Франческа покачала головой.

— Дейдре велела не доверять другим иерофантам.

— Но можно ли доверять Дейдре?

— Неизвестно. Поэтому давай не будем расширять круг тех, в ком мы не уверены.

— Ты скрываешь от меня что-то важное.

— И не одно, — вздохнула Франческа. — Объясню, когда приземлимся. А пока скажи, этот твой корабль уже достаточно близко? Теперь ты наконец сознаешься, почему он тебя так тревожит?

Сайрус оглянулся на север. Белая искра за это время превратилась в длинную стрелу.

— Да уж, — констатировал он. — Плохи дела.

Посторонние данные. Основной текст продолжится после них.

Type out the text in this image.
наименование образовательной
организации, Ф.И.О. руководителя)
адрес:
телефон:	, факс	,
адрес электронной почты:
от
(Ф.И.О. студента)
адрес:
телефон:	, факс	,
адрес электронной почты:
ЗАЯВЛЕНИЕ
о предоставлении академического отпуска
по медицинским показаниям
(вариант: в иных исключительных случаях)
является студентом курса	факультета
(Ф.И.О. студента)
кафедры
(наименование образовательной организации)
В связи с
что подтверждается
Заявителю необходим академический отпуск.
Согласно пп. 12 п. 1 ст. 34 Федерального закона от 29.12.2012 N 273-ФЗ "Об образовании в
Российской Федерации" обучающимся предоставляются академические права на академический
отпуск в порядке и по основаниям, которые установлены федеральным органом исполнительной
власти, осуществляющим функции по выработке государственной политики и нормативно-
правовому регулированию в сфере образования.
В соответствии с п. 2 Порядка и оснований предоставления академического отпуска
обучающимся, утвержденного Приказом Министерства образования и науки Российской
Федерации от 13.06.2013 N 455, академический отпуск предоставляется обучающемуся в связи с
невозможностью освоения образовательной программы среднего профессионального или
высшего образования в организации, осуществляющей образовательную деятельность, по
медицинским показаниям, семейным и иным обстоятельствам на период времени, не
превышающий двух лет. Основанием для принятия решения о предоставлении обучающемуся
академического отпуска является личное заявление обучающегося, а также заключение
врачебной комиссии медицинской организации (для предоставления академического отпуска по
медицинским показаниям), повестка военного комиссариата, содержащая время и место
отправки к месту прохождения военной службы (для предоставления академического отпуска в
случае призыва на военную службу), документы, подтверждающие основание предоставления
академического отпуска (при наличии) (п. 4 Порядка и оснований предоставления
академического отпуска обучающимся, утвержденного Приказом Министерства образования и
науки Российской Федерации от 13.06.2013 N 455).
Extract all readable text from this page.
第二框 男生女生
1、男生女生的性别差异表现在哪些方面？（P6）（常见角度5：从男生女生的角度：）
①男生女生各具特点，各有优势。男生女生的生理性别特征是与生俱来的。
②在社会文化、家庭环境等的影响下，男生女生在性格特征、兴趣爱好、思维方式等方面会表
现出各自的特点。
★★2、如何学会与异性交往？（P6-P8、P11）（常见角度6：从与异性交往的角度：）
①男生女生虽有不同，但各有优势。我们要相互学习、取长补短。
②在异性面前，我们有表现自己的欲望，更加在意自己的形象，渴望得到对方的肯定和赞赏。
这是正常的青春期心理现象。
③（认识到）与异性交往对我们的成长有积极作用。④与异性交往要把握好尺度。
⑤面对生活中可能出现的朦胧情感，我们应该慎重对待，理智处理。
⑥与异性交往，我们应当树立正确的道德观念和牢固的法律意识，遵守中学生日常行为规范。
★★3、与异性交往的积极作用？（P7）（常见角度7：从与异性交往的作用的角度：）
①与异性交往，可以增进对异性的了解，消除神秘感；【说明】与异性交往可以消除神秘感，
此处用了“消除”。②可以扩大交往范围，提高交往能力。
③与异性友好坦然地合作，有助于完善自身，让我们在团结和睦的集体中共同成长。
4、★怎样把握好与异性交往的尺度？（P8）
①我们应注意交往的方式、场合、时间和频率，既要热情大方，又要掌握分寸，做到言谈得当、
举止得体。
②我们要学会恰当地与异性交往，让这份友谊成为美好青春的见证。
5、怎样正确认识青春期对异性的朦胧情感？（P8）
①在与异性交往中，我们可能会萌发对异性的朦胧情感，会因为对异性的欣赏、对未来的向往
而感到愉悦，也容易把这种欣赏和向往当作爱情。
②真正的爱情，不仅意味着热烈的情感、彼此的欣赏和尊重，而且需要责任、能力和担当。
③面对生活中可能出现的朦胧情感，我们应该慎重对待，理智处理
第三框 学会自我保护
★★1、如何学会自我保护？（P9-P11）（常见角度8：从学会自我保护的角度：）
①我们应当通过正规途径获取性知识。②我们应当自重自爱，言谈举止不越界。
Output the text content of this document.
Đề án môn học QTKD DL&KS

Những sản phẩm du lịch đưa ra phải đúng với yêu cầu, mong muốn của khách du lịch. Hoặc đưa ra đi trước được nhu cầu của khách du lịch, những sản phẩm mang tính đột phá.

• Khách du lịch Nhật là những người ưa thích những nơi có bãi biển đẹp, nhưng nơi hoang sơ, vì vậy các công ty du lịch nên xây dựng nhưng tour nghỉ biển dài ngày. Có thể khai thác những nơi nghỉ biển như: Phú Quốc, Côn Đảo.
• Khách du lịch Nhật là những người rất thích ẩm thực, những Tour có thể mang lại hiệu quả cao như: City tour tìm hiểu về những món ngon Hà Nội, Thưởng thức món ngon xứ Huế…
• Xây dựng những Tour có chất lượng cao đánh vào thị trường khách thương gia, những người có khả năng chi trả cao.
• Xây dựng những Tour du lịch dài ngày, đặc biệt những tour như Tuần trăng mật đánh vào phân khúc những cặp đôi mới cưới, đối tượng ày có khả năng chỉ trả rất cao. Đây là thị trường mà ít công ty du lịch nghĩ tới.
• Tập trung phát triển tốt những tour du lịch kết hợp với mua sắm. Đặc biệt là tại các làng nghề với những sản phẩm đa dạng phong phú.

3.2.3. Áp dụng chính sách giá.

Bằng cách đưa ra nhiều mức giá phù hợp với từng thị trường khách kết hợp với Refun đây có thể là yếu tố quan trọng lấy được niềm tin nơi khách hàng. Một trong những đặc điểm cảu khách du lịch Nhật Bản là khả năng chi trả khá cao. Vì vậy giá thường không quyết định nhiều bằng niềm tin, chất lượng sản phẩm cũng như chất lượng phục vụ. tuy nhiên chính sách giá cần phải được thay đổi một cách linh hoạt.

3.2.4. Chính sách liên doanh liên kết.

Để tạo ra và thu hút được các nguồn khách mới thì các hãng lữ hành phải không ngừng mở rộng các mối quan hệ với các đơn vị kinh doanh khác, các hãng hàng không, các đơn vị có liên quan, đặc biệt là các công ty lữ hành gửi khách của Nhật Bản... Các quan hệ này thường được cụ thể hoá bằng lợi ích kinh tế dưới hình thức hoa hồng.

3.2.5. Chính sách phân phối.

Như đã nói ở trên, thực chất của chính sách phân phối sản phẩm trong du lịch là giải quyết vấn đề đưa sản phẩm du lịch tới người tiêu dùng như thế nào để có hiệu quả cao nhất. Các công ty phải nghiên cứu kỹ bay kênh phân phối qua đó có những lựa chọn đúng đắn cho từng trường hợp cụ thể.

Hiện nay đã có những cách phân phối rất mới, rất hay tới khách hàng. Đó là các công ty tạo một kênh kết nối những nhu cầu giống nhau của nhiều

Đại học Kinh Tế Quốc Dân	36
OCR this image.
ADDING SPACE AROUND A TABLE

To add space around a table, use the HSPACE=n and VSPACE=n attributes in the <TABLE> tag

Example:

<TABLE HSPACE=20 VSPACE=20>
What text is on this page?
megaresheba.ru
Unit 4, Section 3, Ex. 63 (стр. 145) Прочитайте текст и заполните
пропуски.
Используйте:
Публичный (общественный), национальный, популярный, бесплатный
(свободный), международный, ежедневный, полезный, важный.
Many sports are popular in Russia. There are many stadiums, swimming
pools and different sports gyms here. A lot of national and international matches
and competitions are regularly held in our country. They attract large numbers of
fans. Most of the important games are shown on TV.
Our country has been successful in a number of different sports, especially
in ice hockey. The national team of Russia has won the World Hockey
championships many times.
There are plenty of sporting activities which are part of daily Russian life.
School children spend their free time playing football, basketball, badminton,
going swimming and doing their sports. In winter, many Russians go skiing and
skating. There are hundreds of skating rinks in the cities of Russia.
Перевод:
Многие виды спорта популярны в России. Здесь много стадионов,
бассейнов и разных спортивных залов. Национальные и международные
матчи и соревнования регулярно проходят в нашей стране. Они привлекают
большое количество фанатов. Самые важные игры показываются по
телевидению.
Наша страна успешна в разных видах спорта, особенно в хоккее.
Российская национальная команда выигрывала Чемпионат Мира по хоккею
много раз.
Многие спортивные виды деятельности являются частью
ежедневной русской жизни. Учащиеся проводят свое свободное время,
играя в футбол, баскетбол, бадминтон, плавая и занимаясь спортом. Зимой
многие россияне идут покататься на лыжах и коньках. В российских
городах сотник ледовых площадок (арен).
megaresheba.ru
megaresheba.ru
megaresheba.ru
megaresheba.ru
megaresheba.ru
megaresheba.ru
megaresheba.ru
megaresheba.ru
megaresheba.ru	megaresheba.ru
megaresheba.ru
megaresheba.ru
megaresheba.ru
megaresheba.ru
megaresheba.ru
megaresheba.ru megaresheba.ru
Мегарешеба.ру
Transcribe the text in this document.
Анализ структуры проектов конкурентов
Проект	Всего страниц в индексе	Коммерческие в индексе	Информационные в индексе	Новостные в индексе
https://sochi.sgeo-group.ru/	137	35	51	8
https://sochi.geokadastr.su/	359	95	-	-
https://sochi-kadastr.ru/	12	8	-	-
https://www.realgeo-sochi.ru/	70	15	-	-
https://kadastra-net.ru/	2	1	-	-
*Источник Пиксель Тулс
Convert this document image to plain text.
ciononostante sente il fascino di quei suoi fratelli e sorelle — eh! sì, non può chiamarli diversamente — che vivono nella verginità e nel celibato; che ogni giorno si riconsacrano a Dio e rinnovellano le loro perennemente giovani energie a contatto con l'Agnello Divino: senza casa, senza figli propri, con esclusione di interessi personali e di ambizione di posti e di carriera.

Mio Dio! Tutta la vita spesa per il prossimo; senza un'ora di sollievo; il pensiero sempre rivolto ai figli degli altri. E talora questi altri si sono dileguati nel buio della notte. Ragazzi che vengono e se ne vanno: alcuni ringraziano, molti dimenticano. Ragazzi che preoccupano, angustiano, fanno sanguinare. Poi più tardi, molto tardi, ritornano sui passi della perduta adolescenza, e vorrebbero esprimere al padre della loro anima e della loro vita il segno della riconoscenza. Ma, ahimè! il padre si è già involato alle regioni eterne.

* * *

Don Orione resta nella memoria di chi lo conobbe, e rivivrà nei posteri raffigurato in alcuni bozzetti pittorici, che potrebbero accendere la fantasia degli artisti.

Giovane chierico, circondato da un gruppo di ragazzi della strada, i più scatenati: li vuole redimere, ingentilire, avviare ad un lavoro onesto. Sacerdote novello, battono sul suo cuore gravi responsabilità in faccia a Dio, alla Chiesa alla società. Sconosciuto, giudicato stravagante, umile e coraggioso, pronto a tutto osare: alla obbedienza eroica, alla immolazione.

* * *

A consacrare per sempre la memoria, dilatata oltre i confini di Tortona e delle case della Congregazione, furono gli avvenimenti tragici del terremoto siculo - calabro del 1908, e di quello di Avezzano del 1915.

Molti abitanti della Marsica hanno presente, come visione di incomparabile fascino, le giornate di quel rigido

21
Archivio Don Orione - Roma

— Тогда выкладывай побыстрее.

— По-моему, это «Королевская пика». Ручаться не возьмусь, пока не подберемся ближе. Я ходил на ней старшим помощником полтора года.

— И что в ней страшного?

— Это «кречет».

Франческе это ни о чем не говорило. Она почувствовала легкий укол совести. Давным-давно, когда они были вместе, Франческа пробиралась иногда украдкой на крышу лечебницы и поднимала в уголке синий флаг. Сайрус прилетал к ней на свидания, выкраивая время между патрульными вахтами.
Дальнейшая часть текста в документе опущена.